Let's take a look at what's already on the board. Very few fruits go well with any beers you're likely to sell -- unless you do a big business in crafted Belgians or the like. If the beer isn't already sweet, fruit makes it taste sour. In fact for your purposes, avoid any sweet food -- unless you're encouraging a coffee service. I'm not sure how you'd seel the idea of "partnering" a particular beer with a particular snack in a live music venue. Let your customers do it for themselves. The whole partnering the right beer with the right fish-stick sandwich thing is too pretentious for your situation. Good drinking game in your own living room though.
Let's get down to basics.
Almost any cheese goes well with beer. Almost anything crisp and salty. Almost anything spicy-hot. Fried + Salty = Beer Sales. Fried + Hot = Beer Sales.
The first place to hunt for the sort of thing you're looking for is in a large super market's freezer case. They have all the frozen mini bagel dogs your heart desires. Along with pretty much else your demographic (presumably fairly young) eats in Huston. You already knew that and are trying to get a little off the beaten track right?
If you want to get crazy, but not too crazy, seek out the ethnic equivalents of the standard junk foods that are meat in bread, or fried whatever. Taquitos (aka flautas), pelmini, egg rolls, fried calamari rings, fried won ton with a thai sweet/chili dipping sauce... Often you can have these made for you by a local restaurant, and heat them on site. I don't know how ethnic or how far afield you want to get. You said nothing about your operation.
Is it even worth suggesting things like nachos, chips and salsa? Presumably you know about them. Anything which goes well with (hot) salsa. The more jalapeno you sell, the more beer. You may want to look for something extremely hot -- something you want to warn your customers about before selling. "Atomic Buffalo Wings" or the like. Ultra spicy gets to be a sort of game, especially for young men. If you think jalapenos mean better beer sales, meat the habanero. El habanero he is your buen amigo.
Hot dogs and/or gourmet sauages -- May be held hot in beer, onions and peppers in a crockpot. They are even good. Of course this would mean managing a bun and mustard service as well. Up to it? Sausage is an area where it's pretty easy to actually do good food and get creative with almost no equipment. If you're the kind of place that sells micro-brews and want to really get nuts, there are a $#@!load of custom makers in Huston. Hmmm. Beer and sausage. We might be on to something.
You should look at the variety of little dishes that are "tapas." Rather than me listing a hundred dishes off the top of my head, you can use teh google. Anything pickled or oil soaked will do. I'm not sure how much pulpo (octopus) en escabeche you can sell, but it does goes well with beer. An easier sell might be almonds fried in oil (on the same day, it doesn't have to be on site), or cheese (cut in appropriate pieces) and bread. Yoy may or may not find anything which tickles your fancy as appropriate for your venue, but you'll learn a lot about what may be profitiably put on a plate in a bar setting.

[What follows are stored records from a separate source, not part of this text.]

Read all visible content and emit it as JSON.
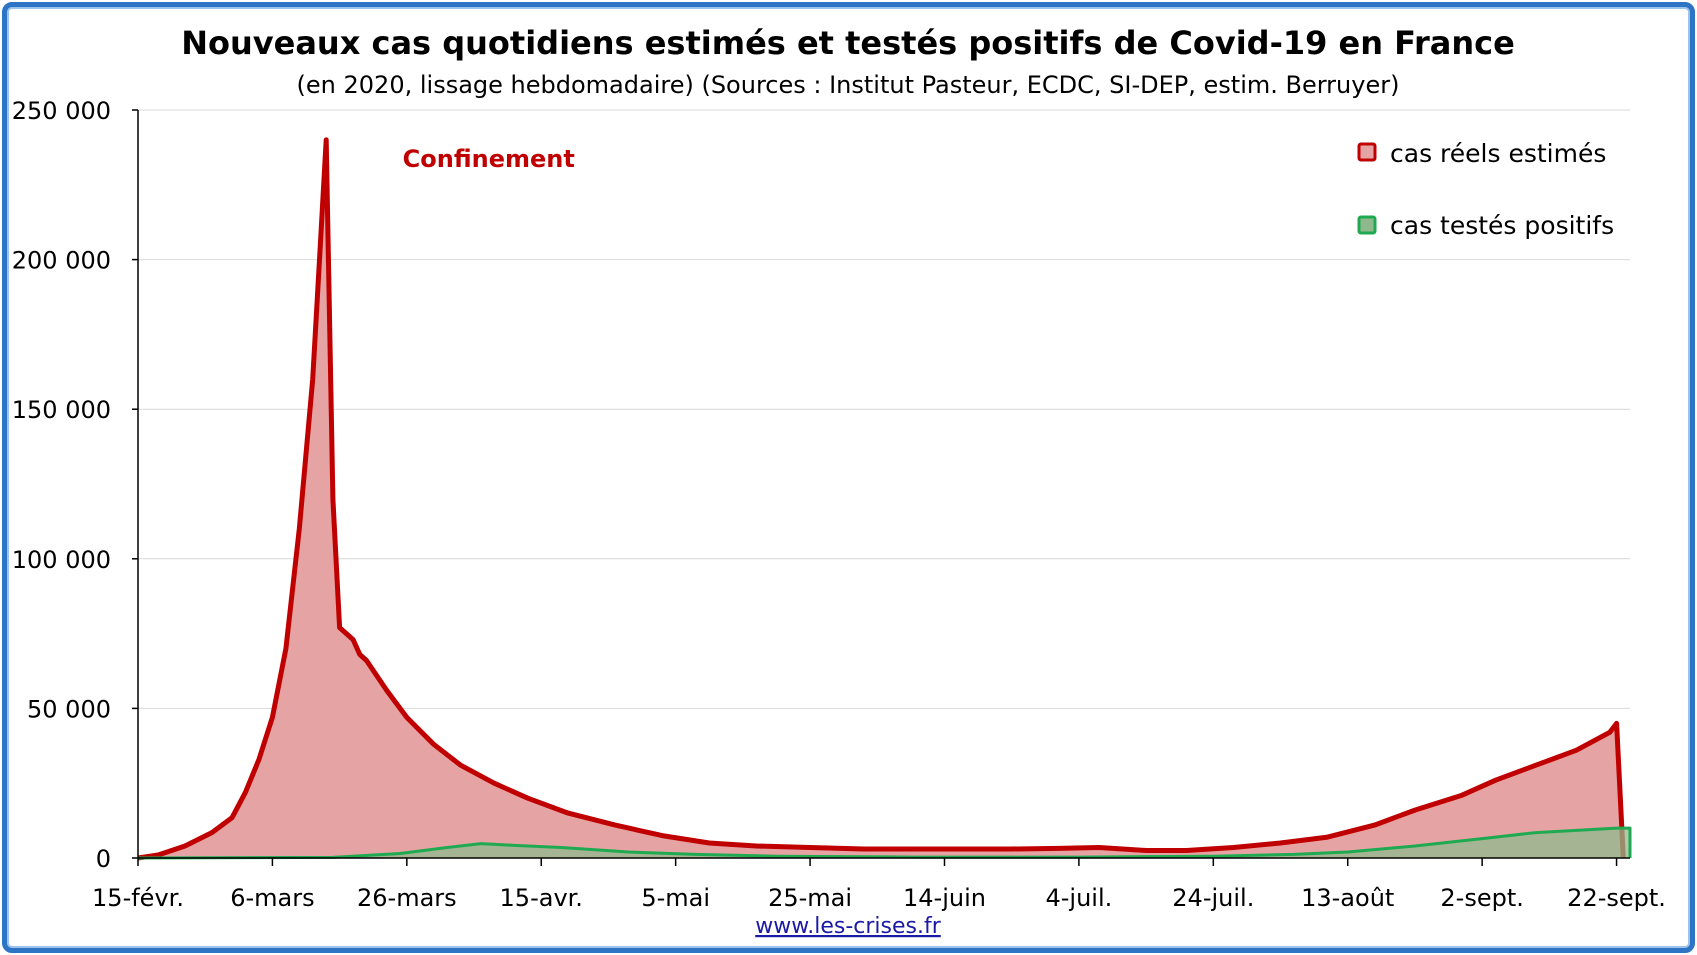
{
  "colors": {
    "estimated_line": "#c00000",
    "estimated_fill": "#e6a3a3",
    "tested_line": "#1faa52",
    "tested_fill": "#8fb98c",
    "grid": "#d9d9d9",
    "frame": "#2e74c4",
    "source_link": "#1a1aa6"
  },
  "source_link": "www.les-crises.fr",
  "chart_data": {
    "type": "area",
    "title": "Nouveaux cas quotidiens estimés et testés positifs de Covid-19 en France",
    "subtitle": "(en 2020, lissage hebdomadaire) (Sources : Institut Pasteur, ECDC, SI-DEP, estim. Berruyer)",
    "xlabel": "",
    "ylabel": "",
    "x_range": [
      "2020-02-15",
      "2020-09-24"
    ],
    "ylim": [
      0,
      250000
    ],
    "y_ticks": [
      0,
      50000,
      100000,
      150000,
      200000,
      250000
    ],
    "y_tick_labels": [
      "0",
      "50 000",
      "100 000",
      "150 000",
      "200 000",
      "250 000"
    ],
    "x_ticks": [
      "2020-02-15",
      "2020-03-06",
      "2020-03-26",
      "2020-04-15",
      "2020-05-05",
      "2020-05-25",
      "2020-06-14",
      "2020-07-04",
      "2020-07-24",
      "2020-08-13",
      "2020-09-02",
      "2020-09-22"
    ],
    "x_tick_labels": [
      "15-févr.",
      "6-mars",
      "26-mars",
      "15-avr.",
      "5-mai",
      "25-mai",
      "14-juin",
      "4-juil.",
      "24-juil.",
      "13-août",
      "2-sept.",
      "22-sept."
    ],
    "grid": "horizontal",
    "legend_position": "top-right",
    "annotations": [
      {
        "text": "Confinement",
        "x": "2020-03-23",
        "y": 237000
      }
    ],
    "series": [
      {
        "name": "cas réels estimés",
        "points": [
          [
            "2020-02-15",
            0
          ],
          [
            "2020-02-18",
            1000
          ],
          [
            "2020-02-22",
            4000
          ],
          [
            "2020-02-26",
            8500
          ],
          [
            "2020-02-29",
            13500
          ],
          [
            "2020-03-02",
            22000
          ],
          [
            "2020-03-04",
            33000
          ],
          [
            "2020-03-06",
            47000
          ],
          [
            "2020-03-08",
            70000
          ],
          [
            "2020-03-10",
            110000
          ],
          [
            "2020-03-12",
            160000
          ],
          [
            "2020-03-13",
            200000
          ],
          [
            "2020-03-14",
            240000
          ],
          [
            "2020-03-15",
            120000
          ],
          [
            "2020-03-16",
            77000
          ],
          [
            "2020-03-18",
            73000
          ],
          [
            "2020-03-19",
            68000
          ],
          [
            "2020-03-20",
            66000
          ],
          [
            "2020-03-23",
            56000
          ],
          [
            "2020-03-26",
            47000
          ],
          [
            "2020-03-30",
            38000
          ],
          [
            "2020-04-03",
            31000
          ],
          [
            "2020-04-08",
            25000
          ],
          [
            "2020-04-13",
            20000
          ],
          [
            "2020-04-19",
            15000
          ],
          [
            "2020-04-26",
            11000
          ],
          [
            "2020-05-03",
            7500
          ],
          [
            "2020-05-10",
            5000
          ],
          [
            "2020-05-17",
            4000
          ],
          [
            "2020-05-25",
            3500
          ],
          [
            "2020-06-02",
            3000
          ],
          [
            "2020-06-14",
            3000
          ],
          [
            "2020-06-24",
            3000
          ],
          [
            "2020-07-01",
            3200
          ],
          [
            "2020-07-07",
            3500
          ],
          [
            "2020-07-14",
            2500
          ],
          [
            "2020-07-20",
            2500
          ],
          [
            "2020-07-27",
            3500
          ],
          [
            "2020-08-03",
            5000
          ],
          [
            "2020-08-10",
            7000
          ],
          [
            "2020-08-17",
            11000
          ],
          [
            "2020-08-23",
            16000
          ],
          [
            "2020-08-30",
            21000
          ],
          [
            "2020-09-04",
            26000
          ],
          [
            "2020-09-10",
            31000
          ],
          [
            "2020-09-16",
            36000
          ],
          [
            "2020-09-21",
            42000
          ],
          [
            "2020-09-22",
            45000
          ],
          [
            "2020-09-23",
            0
          ]
        ]
      },
      {
        "name": "cas testés positifs",
        "points": [
          [
            "2020-02-15",
            0
          ],
          [
            "2020-03-15",
            200
          ],
          [
            "2020-03-25",
            1500
          ],
          [
            "2020-04-01",
            3500
          ],
          [
            "2020-04-06",
            4800
          ],
          [
            "2020-04-11",
            4200
          ],
          [
            "2020-04-18",
            3500
          ],
          [
            "2020-04-28",
            2000
          ],
          [
            "2020-05-08",
            1200
          ],
          [
            "2020-05-20",
            600
          ],
          [
            "2020-06-10",
            300
          ],
          [
            "2020-07-04",
            300
          ],
          [
            "2020-07-24",
            600
          ],
          [
            "2020-08-05",
            1200
          ],
          [
            "2020-08-13",
            2000
          ],
          [
            "2020-08-23",
            4000
          ],
          [
            "2020-09-02",
            6500
          ],
          [
            "2020-09-10",
            8500
          ],
          [
            "2020-09-22",
            10000
          ],
          [
            "2020-09-24",
            10000
          ],
          [
            "2020-09-24",
            0
          ]
        ]
      }
    ]
  }
}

Pickled anything is good. Big jars of pickled eggs, pigs feet, etc. up on the counter look very cool -- even if you don't sell a lot of eggs, you sell atmosphere.
If you're going to offer crudites of any sort, sell them with dip. Otherwise they're too refreshing and will cut into beer sales.
Many things are available pre-prepared or may be prepared off premises, and held at room temperature before service. The only equipment you need to add is a paper plate and a napkin.
It's important to have things women can eat without wrecking their lipstick or getting their fingers greasy. It's important to have at least a few non-meat items. True even in Texas.